Republicans and Democrats!  One of the enjoyable aspects of being only loosely associated with either party is the objectivity you enjoy when either is proven wrong.  Publicly wrong, reported in the news media wrong, wrong at great length through speech after speech and even election platform speeches.  Just phenomenally wrong!

As we approach the fiscal cliff, the score is perhaps about even. Deregulation of the banking industry, fighting over the debt ceiling, silliness goes back a ways.

I remember when the Dems thought recycling paper would make all the difference for the world’s forests.  Almost zero impact, actually; maybe even a little negative effect in the final analysis. 

Recycling paper consumes energy, of course.  More than you’d like to hear about.  Well-managed forest regions can support the paper industry much more efficiently, and burning paper instead of oil can produce energy with virtually no waste for the landfills.  It's now an expensive part of our culture.

For the GOP, their assertion that global warming was a myth turns out to be a little less than half right.  Climate change is now visibly underway even though the actual results are still somewhat in question.

In the 90’s, I recall hearing a Republican friend scoffing at the 0.1 degree change per year and casually dismissing all the associated science.  And too, I remember all the left-leaning college crowds chanting the ‘recycling’ mantra in the same decade; fun stuff.  And digital media will bring an end to paper consumption.  That worked out really well.  

The left's ‘Limits of Growth’ we’ve been told about are less concrete than suspected.  Based on projections from the 70’s, we were supposed to run out of aluminum, gold, copper, mercury, natural gas and oil, all before now.  The world should have ended, or at least fallen apart. 

We adjusted and adapted, of course.  We’ve discovered more of everything or changed what we use.  Mercury used to be the backbone of the battery industry, but consumption is down 98% now as other technologies emerge.

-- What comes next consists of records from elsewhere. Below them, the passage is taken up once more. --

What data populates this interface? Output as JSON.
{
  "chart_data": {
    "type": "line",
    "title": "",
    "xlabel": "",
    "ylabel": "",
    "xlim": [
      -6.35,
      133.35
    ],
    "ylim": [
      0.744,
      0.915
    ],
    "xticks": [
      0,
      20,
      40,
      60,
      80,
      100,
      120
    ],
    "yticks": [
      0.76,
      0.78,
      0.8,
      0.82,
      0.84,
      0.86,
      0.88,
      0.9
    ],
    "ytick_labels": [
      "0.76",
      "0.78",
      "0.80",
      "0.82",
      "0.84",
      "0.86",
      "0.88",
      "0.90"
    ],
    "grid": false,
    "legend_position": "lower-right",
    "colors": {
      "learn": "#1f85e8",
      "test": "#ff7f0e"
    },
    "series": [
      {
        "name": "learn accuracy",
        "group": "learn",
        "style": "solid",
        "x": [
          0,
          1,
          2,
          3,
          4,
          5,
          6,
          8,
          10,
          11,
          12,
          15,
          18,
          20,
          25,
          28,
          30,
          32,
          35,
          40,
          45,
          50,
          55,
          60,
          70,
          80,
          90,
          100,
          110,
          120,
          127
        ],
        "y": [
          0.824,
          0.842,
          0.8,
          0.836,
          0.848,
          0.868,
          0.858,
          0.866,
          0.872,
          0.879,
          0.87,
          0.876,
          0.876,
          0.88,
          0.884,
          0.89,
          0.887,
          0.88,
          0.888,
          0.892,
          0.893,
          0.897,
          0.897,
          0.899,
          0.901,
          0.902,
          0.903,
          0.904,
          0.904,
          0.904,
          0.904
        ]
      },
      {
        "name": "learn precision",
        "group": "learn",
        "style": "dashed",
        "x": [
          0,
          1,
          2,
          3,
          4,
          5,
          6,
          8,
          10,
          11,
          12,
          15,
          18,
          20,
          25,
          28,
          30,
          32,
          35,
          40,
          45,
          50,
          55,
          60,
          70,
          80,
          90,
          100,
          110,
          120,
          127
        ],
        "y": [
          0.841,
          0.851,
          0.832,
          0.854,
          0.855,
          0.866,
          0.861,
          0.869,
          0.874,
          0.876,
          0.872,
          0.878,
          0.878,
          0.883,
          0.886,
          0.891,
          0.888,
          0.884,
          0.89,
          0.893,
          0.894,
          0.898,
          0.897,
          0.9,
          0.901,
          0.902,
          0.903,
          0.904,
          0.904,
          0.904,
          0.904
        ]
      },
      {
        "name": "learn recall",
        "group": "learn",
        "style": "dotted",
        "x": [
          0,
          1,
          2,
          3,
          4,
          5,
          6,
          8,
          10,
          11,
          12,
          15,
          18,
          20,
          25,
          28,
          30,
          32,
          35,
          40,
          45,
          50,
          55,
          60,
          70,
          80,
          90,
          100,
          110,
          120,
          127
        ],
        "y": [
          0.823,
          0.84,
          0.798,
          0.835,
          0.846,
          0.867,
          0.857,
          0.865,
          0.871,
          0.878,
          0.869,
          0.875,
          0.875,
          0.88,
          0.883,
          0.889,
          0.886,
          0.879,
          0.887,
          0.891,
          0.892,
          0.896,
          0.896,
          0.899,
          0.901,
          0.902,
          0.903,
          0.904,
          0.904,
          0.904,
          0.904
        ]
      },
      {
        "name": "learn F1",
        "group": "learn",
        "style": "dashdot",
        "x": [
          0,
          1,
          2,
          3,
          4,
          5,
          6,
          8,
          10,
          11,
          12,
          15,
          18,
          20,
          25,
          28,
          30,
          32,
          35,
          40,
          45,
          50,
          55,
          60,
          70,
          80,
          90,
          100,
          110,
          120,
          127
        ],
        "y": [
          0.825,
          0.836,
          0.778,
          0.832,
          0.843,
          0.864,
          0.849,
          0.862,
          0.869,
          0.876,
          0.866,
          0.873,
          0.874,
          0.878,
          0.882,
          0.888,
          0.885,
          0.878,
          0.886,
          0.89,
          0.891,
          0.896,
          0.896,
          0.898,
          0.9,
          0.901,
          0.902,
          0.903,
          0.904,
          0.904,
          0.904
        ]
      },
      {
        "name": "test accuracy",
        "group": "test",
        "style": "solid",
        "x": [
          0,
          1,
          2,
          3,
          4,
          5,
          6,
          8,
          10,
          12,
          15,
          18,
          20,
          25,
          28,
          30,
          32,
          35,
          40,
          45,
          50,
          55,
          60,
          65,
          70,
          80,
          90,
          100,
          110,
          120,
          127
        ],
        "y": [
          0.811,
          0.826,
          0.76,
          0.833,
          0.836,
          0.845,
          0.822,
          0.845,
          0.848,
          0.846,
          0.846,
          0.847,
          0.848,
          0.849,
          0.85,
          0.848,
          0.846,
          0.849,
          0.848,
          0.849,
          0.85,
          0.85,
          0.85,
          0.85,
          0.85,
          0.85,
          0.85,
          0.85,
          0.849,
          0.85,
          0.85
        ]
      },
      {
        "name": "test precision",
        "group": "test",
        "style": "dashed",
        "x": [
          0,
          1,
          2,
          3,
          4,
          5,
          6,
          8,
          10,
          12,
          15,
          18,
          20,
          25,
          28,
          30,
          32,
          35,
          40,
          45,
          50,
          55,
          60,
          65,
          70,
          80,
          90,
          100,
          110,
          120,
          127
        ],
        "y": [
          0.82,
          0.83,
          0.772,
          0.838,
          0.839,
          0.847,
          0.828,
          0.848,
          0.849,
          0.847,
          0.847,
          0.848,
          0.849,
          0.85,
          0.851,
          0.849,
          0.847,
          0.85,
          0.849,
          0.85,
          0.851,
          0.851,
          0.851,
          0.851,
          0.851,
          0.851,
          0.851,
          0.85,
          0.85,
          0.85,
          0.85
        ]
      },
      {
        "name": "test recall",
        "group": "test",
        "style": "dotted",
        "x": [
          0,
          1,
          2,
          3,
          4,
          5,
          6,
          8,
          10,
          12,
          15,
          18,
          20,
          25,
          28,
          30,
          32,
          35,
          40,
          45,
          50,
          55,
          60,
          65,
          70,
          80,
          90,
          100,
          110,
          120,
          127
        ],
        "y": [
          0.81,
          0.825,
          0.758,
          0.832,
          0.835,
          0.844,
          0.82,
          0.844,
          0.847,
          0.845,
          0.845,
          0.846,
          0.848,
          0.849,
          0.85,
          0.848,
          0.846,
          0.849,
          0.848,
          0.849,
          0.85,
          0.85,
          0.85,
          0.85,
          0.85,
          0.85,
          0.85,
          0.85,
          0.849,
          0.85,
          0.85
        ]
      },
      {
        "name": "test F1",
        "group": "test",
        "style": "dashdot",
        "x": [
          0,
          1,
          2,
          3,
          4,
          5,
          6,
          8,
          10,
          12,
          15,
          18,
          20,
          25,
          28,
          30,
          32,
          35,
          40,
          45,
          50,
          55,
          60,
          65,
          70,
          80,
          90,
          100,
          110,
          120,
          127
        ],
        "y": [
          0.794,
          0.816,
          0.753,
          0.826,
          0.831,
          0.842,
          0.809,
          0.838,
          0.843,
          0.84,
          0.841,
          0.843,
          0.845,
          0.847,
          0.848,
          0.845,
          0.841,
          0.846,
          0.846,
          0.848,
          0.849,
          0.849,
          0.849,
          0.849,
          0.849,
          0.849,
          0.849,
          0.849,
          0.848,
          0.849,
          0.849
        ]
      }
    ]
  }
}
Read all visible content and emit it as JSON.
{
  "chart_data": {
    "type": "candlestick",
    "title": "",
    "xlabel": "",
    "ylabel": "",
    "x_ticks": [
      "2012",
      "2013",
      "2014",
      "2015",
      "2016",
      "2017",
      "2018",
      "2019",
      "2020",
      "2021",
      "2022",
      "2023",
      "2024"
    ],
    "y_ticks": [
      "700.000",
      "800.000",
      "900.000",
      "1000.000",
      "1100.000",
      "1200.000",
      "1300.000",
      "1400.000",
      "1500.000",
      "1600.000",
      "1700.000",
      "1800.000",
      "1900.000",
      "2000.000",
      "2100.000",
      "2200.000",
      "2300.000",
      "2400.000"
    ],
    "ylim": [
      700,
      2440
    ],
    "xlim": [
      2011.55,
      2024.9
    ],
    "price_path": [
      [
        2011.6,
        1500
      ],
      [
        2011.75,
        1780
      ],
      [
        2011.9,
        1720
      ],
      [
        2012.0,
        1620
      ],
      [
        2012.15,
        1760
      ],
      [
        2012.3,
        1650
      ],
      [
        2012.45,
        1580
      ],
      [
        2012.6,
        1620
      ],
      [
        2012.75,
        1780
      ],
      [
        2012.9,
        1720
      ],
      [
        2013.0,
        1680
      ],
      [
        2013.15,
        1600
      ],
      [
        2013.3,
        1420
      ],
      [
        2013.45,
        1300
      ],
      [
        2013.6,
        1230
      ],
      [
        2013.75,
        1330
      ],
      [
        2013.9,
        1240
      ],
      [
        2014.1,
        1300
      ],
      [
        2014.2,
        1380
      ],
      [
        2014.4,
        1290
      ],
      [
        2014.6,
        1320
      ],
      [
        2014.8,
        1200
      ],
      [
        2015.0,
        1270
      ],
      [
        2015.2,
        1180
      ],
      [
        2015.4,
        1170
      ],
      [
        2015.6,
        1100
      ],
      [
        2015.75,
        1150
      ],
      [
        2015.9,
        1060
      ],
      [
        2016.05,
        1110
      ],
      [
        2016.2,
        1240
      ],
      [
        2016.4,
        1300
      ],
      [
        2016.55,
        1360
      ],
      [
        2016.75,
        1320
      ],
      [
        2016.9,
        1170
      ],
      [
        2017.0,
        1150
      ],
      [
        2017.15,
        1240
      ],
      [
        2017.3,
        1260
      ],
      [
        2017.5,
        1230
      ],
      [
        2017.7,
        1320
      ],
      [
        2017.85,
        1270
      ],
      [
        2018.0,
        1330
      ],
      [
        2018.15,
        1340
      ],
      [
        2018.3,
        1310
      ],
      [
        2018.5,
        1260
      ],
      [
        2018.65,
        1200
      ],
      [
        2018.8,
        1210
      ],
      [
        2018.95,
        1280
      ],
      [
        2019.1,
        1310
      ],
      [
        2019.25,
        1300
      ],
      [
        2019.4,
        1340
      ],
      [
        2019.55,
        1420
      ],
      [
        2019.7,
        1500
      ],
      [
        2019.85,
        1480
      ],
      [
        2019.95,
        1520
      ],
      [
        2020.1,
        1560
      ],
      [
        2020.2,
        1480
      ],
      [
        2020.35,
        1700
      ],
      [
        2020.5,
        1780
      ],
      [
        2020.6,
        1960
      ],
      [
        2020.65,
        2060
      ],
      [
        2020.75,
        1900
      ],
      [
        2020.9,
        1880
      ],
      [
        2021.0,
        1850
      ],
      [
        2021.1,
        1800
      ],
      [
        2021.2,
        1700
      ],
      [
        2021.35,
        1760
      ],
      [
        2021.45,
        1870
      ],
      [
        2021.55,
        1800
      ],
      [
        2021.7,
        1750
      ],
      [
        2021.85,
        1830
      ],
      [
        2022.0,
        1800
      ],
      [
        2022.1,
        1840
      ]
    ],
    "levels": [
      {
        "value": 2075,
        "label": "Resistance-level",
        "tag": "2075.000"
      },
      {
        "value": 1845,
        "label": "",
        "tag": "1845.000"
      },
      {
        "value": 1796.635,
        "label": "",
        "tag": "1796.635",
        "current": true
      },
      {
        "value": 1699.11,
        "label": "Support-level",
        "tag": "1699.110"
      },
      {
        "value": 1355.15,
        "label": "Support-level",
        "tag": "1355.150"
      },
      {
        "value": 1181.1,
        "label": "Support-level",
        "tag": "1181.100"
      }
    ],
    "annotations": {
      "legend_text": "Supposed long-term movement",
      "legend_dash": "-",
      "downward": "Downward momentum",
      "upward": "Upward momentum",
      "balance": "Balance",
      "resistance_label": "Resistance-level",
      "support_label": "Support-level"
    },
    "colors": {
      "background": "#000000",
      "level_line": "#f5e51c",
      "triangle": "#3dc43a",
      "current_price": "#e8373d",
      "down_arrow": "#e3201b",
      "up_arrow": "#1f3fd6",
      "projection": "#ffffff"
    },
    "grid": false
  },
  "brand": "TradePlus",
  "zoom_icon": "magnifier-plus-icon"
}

Did you know we were supposed to run out of copper a few years back?  Known reserves were around 280 million tons when the prediction was made.  Since then, we've produced 400 million tons, and we’ve discovered new reserves of copper (about 700 million tons so far) faster than we’re consuming the existing reserves.  Not bad. 

Reserves of everything really are finite, of course.  We can't just consume.  As humanity, we’ll have to adjust and adapt.  Some of the changes will be fairly large, I suspect, but spreading them across decades has softened the expected blow considerably.  Is there a 'black swan' event in our future?  :)  National debt?  Wall Street greed?  Healthcare?  Recession?  Free vs fair trade?  We'll adjust, of course.

Perhaps the bigger question for us in the western world is whether we’ll do our adjusting at the expense of others or for their benefit.  Wealthy folks (and wealthy countries) adapt (1) because they must and (2) because they can afford the cost.  The poor are often left behind. 
  
 
It's most painfully evident perhaps when minor disturbances provoked in the marketplace of the wealthy cause massive upheaval on the far side of the world.

So, Republicans and Democrats ... how have we done so far?  
Which of the two leadership groups and philosophies do you think might understand the impact of their choices on the world’s poor?  Either of them?  Trickle down didn't, every child wasn't, we couldn't, Wall Street stole it with government assistance, and the gap widens, nationally and internationally.

The power contest between the two parties seems to have but little to do with the good of the nation's citizens as a whole, IMHO, and even less the citizens of the world.